Le 25 juin 1984 sortait l’un des plus grands albums de l’histoire : « Purple Rain ». Sixième album de Prince, c’est avec lui que le « Kid de Minneapolis » est entré dans la légende.
Lorsqu’il compose Purple Rain, Prince sait déjà qu’il s’apprête à signer un tournant dans l’histoire de la musique. Mélangent la pop, le rock, le funk, le R&B, le jazz, avec plus de talents (et de sex-appeal) que ses concurrents d’alors (Michael Jackson par exemple), il signe un manifeste flamboyant et l’annonce à la face du monde :
« You might not know it now / But baby I’m a star ! ».
« Baby I’m A Star »
Électrique, innovant, sexy, Purple Rain reste lors de sa sortie 24 semaines en haut des charts. Un tour de force d’autant plus important que les charts étaient alors encore nettement divisés entre public noir et public blanc. Des barrières que Prince cherchait consciemment à abolir, en abolissant les genres.
Voix de falsetto, talons, maquillage : Prince adopte une persona androgyne et sensuelle et se joue des codes établis, n’hésitant pas à choquer. Peut-être un peu trop d’ailleurs, puisqu’il s’attire les foudres de l’Amérique conservatrice. Sur le morceau « Darling Nikki », il fait en effet explicitement référence à la masturbation féminine.
Des paroles scandaleuses, que Tipper Gore — la femme du pas-encore-vice-président Al Gore — entend lorsqu’elle achète Purple Rain pour sa fille de 11 ans. Elle ne trouve pas normal qu’un disque avec de tels mots puissent être accessible à tous. Elle fonde alors le Parents Music Ressource Center, association à l’origine de la fameuse pastille Parental Advisory.
Le Prince et sa cour
Pour la première fois, il s’entoure d’autres musiciens : le groupe The Revolution.
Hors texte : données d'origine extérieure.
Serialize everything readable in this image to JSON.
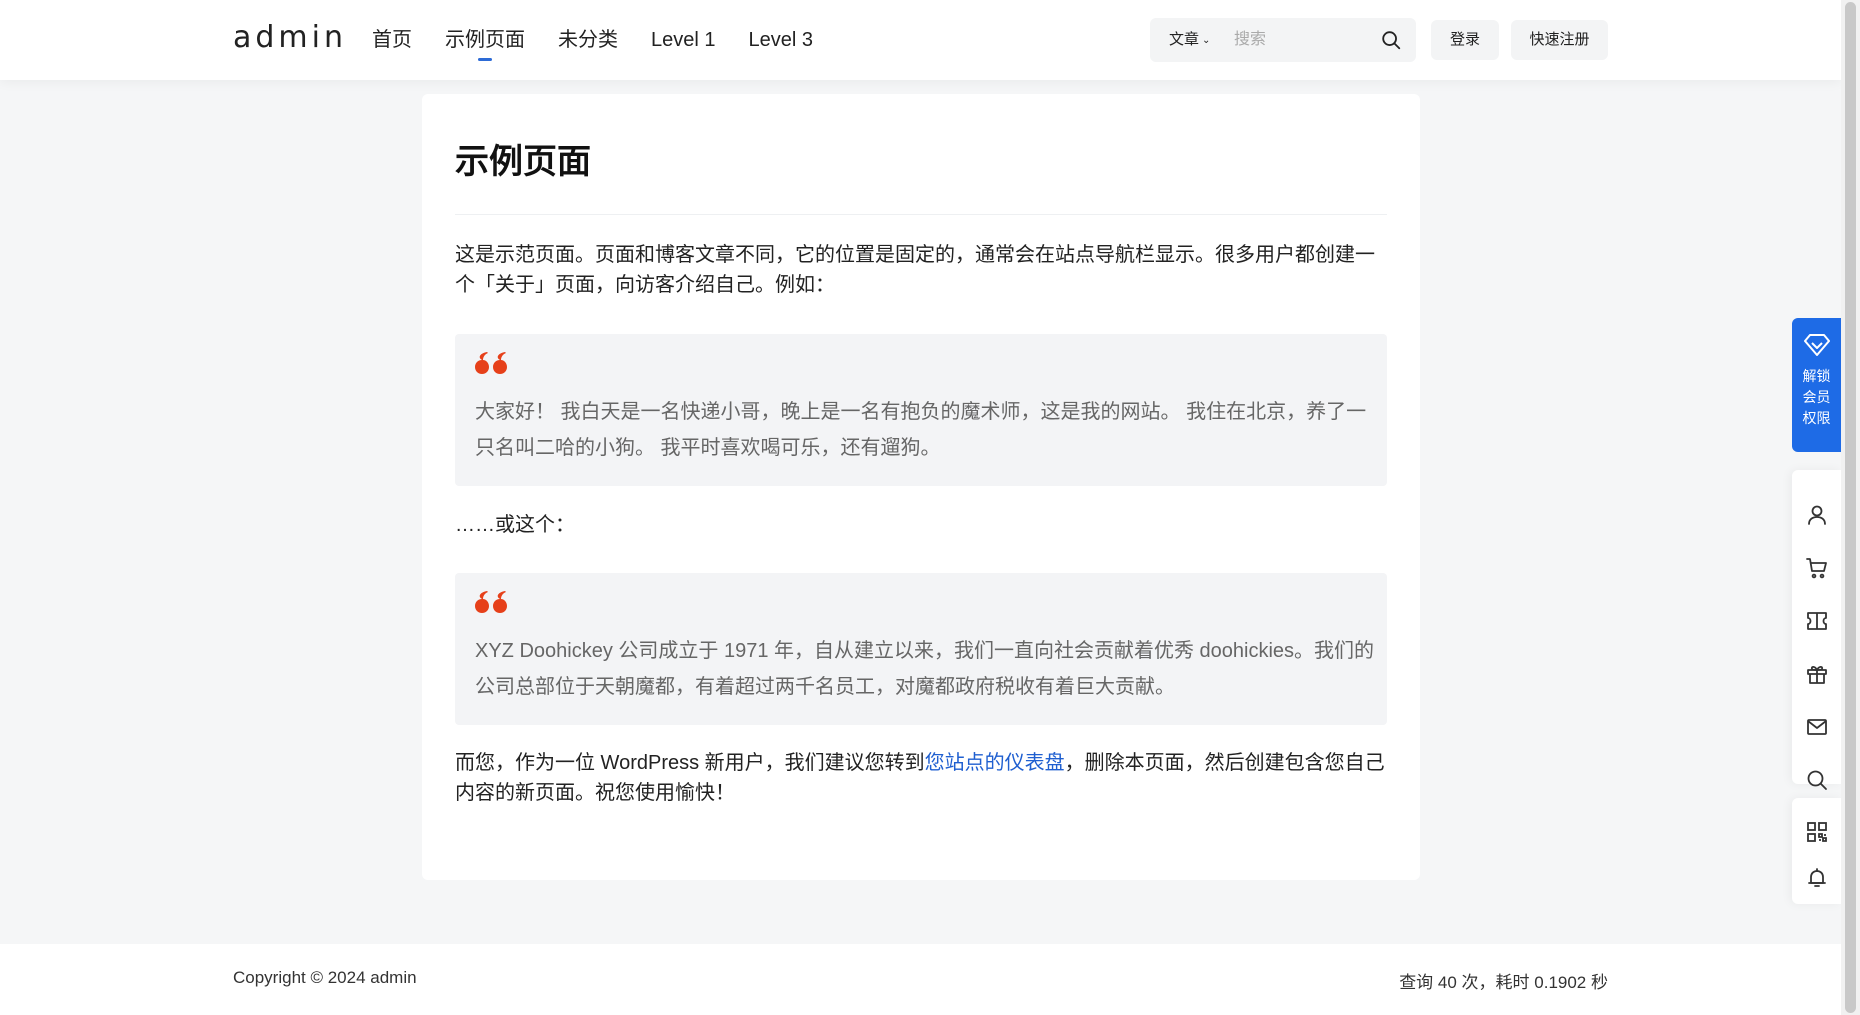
{
  "header": {
    "logo": "admin",
    "nav": [
      {
        "label": "首页",
        "active": false
      },
      {
        "label": "示例页面",
        "active": true
      },
      {
        "label": "未分类",
        "active": false
      },
      {
        "label": "Level 1",
        "active": false
      },
      {
        "label": "Level 3",
        "active": false
      }
    ],
    "search": {
      "category": "文章",
      "placeholder": "搜索",
      "value": ""
    },
    "login_label": "登录",
    "register_label": "快速注册"
  },
  "article": {
    "title": "示例页面",
    "intro": "这是示范页面。页面和博客文章不同，它的位置是固定的，通常会在站点导航栏显示。很多用户都创建一个「关于」页面，向访客介绍自己。例如：",
    "quote1": "大家好！ 我白天是一名快递小哥，晚上是一名有抱负的魔术师，这是我的网站。 我住在北京，养了一只名叫二哈的小狗。 我平时喜欢喝可乐，还有遛狗。",
    "or_this": "……或这个：",
    "quote2": "XYZ Doohickey 公司成立于 1971 年，自从建立以来，我们一直向社会贡献着优秀 doohickies。我们的公司总部位于天朝魔都，有着超过两千名员工，对魔都政府税收有着巨大贡献。",
    "outro_before": "而您，作为一位 WordPress 新用户，我们建议您转到",
    "outro_link": "您站点的仪表盘",
    "outro_after": "，删除本页面，然后创建包含您自己内容的新页面。祝您使用愉快！"
  },
  "footer": {
    "copyright": "Copyright © 2024 admin",
    "stats": "查询 40 次，耗时 0.1902 秒"
  },
  "sidebar": {
    "vip_label": "解锁会员权限",
    "vip_lines": [
      "解锁",
      "会员",
      "权限"
    ],
    "buttons": [
      "user-icon",
      "cart-icon",
      "ticket-icon",
      "gift-icon",
      "mail-icon",
      "search-icon",
      "qrcode-icon",
      "bell-icon"
    ]
  },
  "colors": {
    "accent": "#1e6be6",
    "link": "#1f5fd0",
    "quote_mark": "#e6401a",
    "background": "#f5f6f7"
  }
}
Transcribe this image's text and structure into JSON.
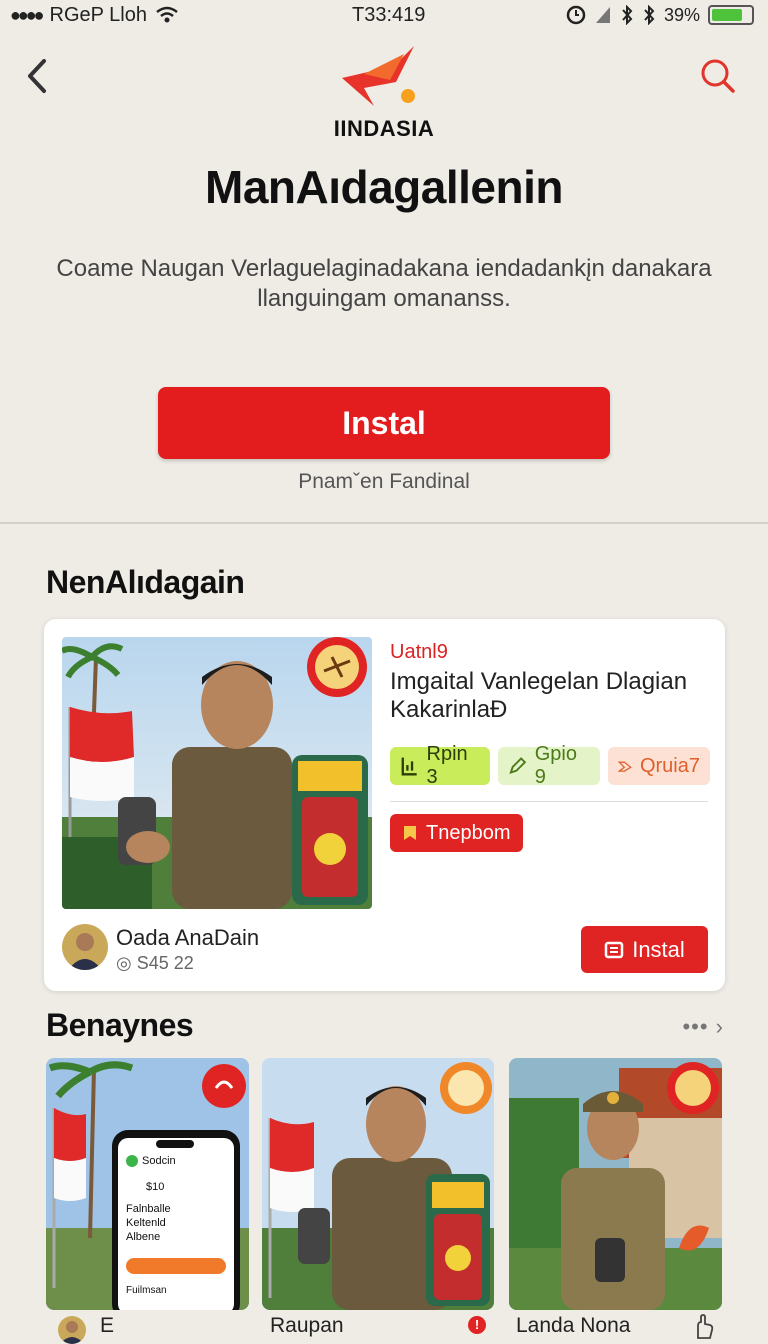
{
  "status_bar": {
    "carrier": "RGeP Lloh",
    "time": "T33:419",
    "battery_text": "39%",
    "battery_level": 0.8
  },
  "header": {
    "brand": "IINDASIA"
  },
  "app": {
    "title": "ManAıdagallenin",
    "description": "Coame Naugan Verlaguelaginadakana iendadankįn danakara llanguingam omananss.",
    "install_label": "Instal",
    "install_subtext": "Pnamˇen Fandinal"
  },
  "featured": {
    "section_title": "NenAlıdagain",
    "label": "Uatnl9",
    "title": "Imgaital Vanlegelan Dlagian KakarinlaÐ",
    "chips": [
      "Rpin 3",
      "Gpio 9",
      "Qruia7"
    ],
    "tag_label": "Tnepbom",
    "author_name": "Oada AnaDain",
    "author_stat": "S45 22",
    "install_label": "Instal"
  },
  "related": {
    "section_title": "Benaynes",
    "more_label": "•••",
    "phone_ui": {
      "search_label": "Sodcin",
      "line1": "$10",
      "line2": "Falnballe",
      "line3": "Keltenld",
      "line4": "Albene",
      "bottom_text": "Fuilmsan"
    },
    "captions": [
      "E",
      "Raupan",
      "Landa Nona"
    ]
  },
  "colors": {
    "accent": "#e31d1d",
    "background": "#efece6",
    "chip_green": "#c9ec5b",
    "chip_lime": "#e4f4c8",
    "chip_peach": "#fde1d4"
  }
}
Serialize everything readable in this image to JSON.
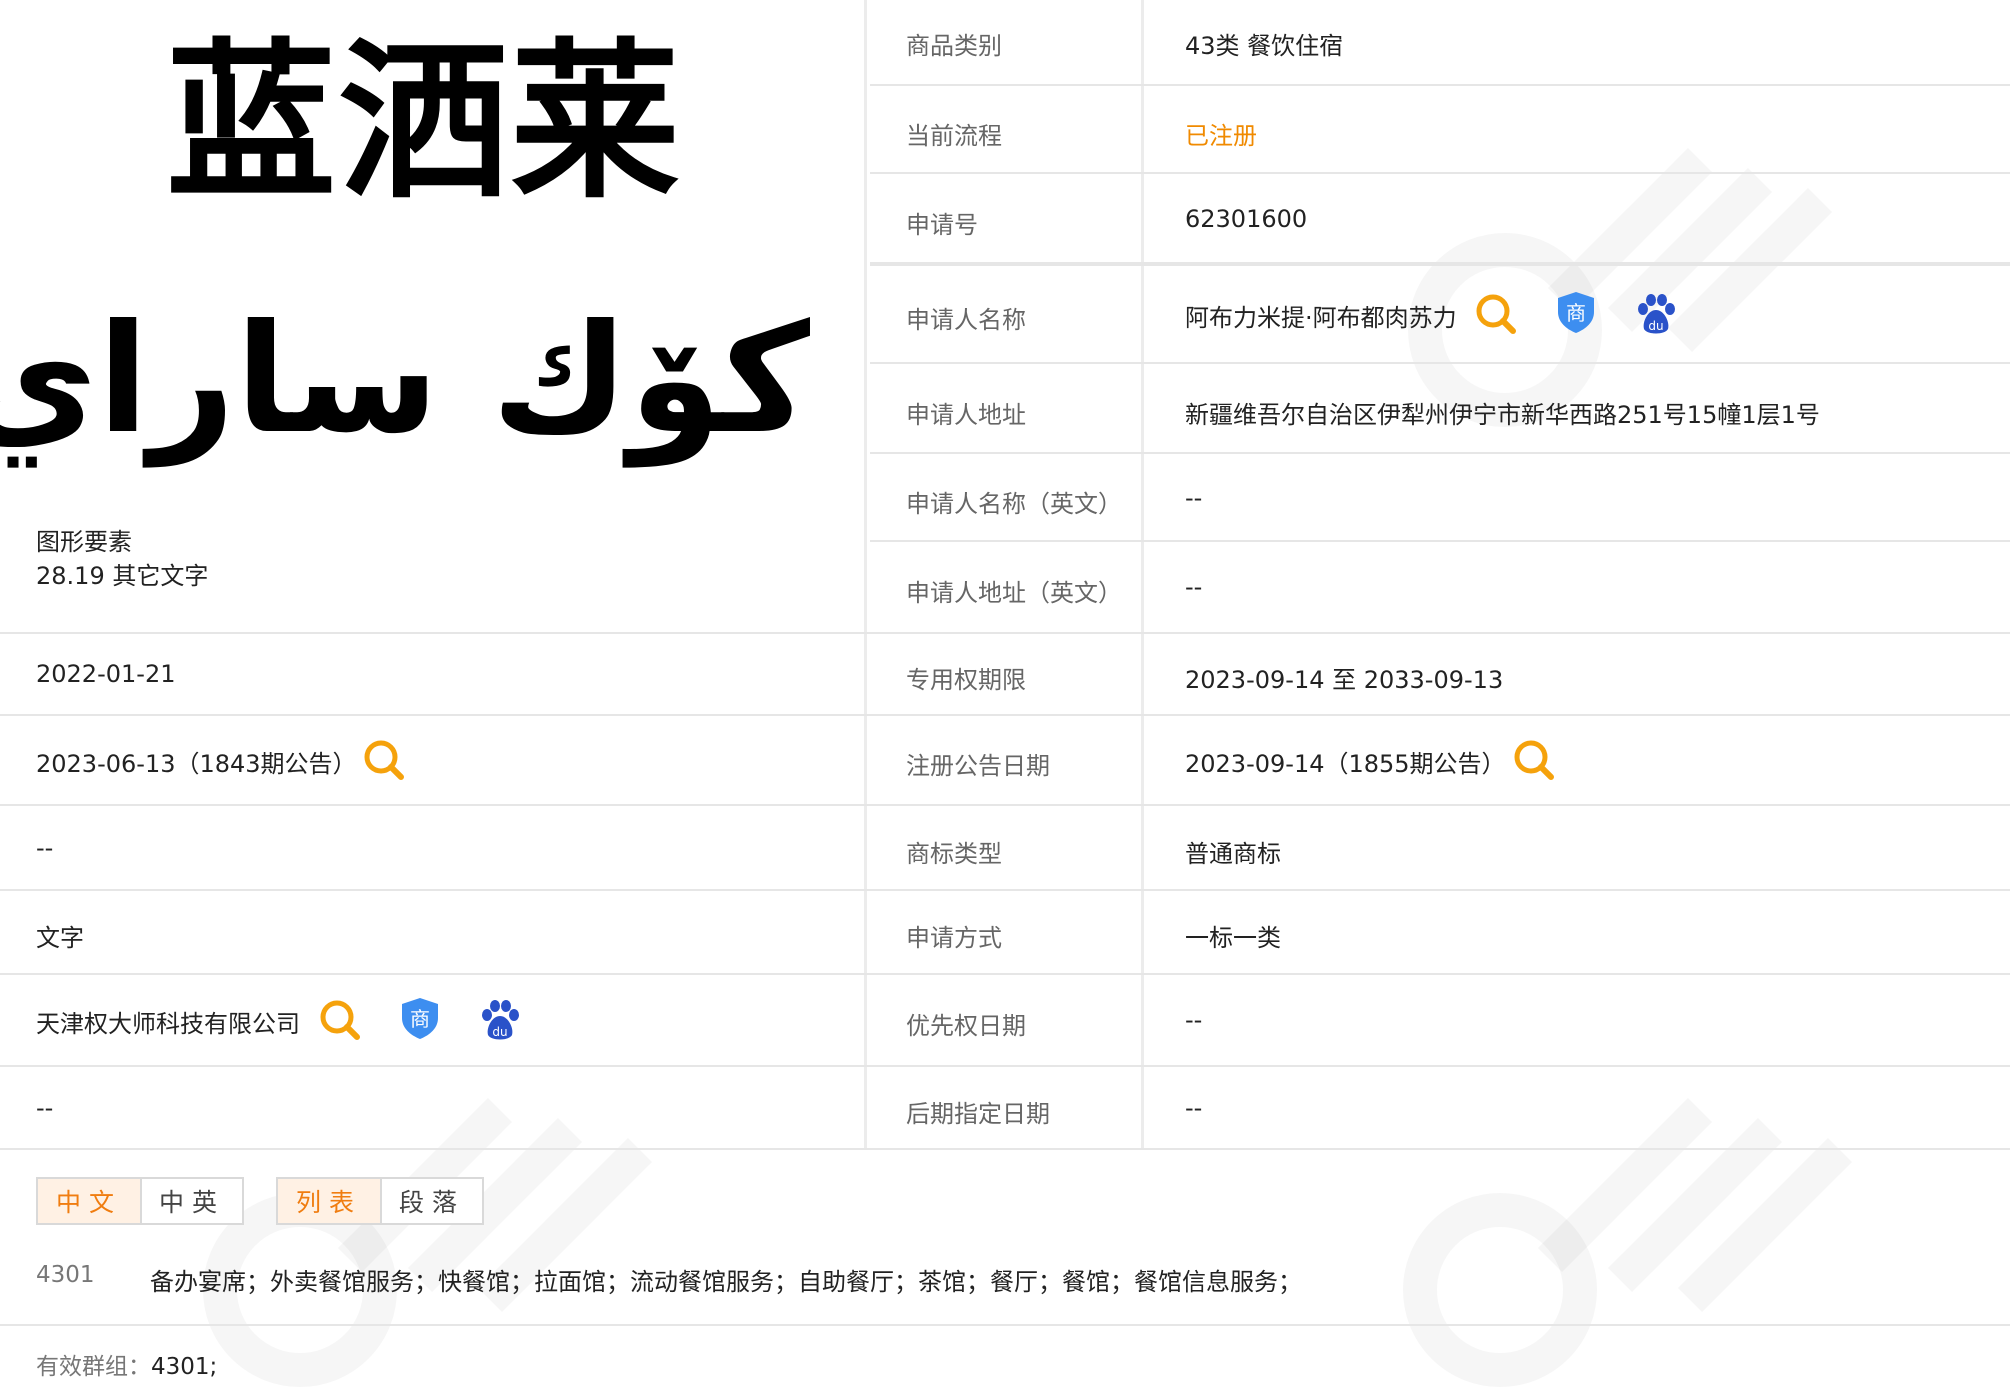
{
  "trademark": {
    "name_cn": "蓝洒莱",
    "name_ug": "كۆك ساراي",
    "figurative_label": "图形要素",
    "figurative_value": "28.19 其它文字"
  },
  "left_rows": {
    "application_date": "2022-01-21",
    "preliminary_announcement": "2023-06-13（1843期公告）",
    "international_reg_date": "--",
    "trademark_form": "文字",
    "agency": "天津权大师科技有限公司",
    "row_last": "--"
  },
  "right_rows": [
    {
      "label": "商品类别",
      "value": "43类 餐饮住宿"
    },
    {
      "label": "当前流程",
      "value": "已注册"
    },
    {
      "label": "申请号",
      "value": "62301600"
    },
    {
      "label": "申请人名称",
      "value": "阿布力米提·阿布都肉苏力"
    },
    {
      "label": "申请人地址",
      "value": "新疆维吾尔自治区伊犁州伊宁市新华西路251号15幢1层1号"
    },
    {
      "label": "申请人名称（英文）",
      "value": "--"
    },
    {
      "label": "申请人地址（英文）",
      "value": "--"
    },
    {
      "label": "专用权期限",
      "value": "2023-09-14 至 2033-09-13"
    },
    {
      "label": "注册公告日期",
      "value": "2023-09-14（1855期公告）"
    },
    {
      "label": "商标类型",
      "value": "普通商标"
    },
    {
      "label": "申请方式",
      "value": "一标一类"
    },
    {
      "label": "优先权日期",
      "value": "--"
    },
    {
      "label": "后期指定日期",
      "value": "--"
    }
  ],
  "tabs": {
    "lang": [
      {
        "label": "中文",
        "active": true
      },
      {
        "label": "中英",
        "active": false
      }
    ],
    "view": [
      {
        "label": "列表",
        "active": true
      },
      {
        "label": "段落",
        "active": false
      }
    ]
  },
  "goods": {
    "code": "4301",
    "items": "备办宴席；外卖餐馆服务；快餐馆；拉面馆；流动餐馆服务；自助餐厅；茶馆；餐厅；餐馆；餐馆信息服务；"
  },
  "group": {
    "label": "有效群组：",
    "value": "4301;"
  },
  "icons": {
    "search": "search-icon",
    "trademark_shield": "trademark-shield-icon",
    "baidu": "baidu-paw-icon"
  },
  "colors": {
    "accent_orange": "#f08a00",
    "shield_blue": "#3d8ef0",
    "baidu_blue": "#2a52c9"
  }
}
Groupe multi-ethnique (chose suffisamment rare pour être remarqué à l’époque !) et surtout tout aussi extravagant que leur leader, ils aident à donner plus de corps et de grandiloquence au son de l’album.
Plusieurs parties de guitares saturées qui se superposent, des claviers, une batterie électronique copieusement boostée… Purple Rain puise aussi bien dans le rock avec ses grands solos que dans le funk torride à la James Brown. Et surtout, il interprète et compose tout lui-même.
Il n’y a qu’à voir la version « Deluxe » sortie en 2017, riche de deux disques en plus remplis de morceaux jamais parus mais tout aussi bon que le reste de l’album — et c’est ça à chaque réédition d’un de ses albums, les gourmands que nous sommes sont gâtés.
Chaque composition est brillante. Gospel rock sur « Let’s Go Crazy », hallucination fiévreuse cybernétique sur » Computer Blue », mais aussi « When Doves Cry », qui tranche avec le reste de la production de l’époque. Radicalement minimaliste, il réussit le pari d’être franchement groovy sans avoir aucune ligne de basse — un tour de force qu’il reproduira sur le très célèbre « Kiss ».
Quant à « Purple Rain », le morceau-titre, il devait initialement être une balade country. C’est à force d’improvisations avec The Revolution qu’il mute, et devient plus qu’un morceau. Une apothéose, grandiose, qui transporte dans un autre monde où la pluie est pourpre, et où Prince est devenu roi.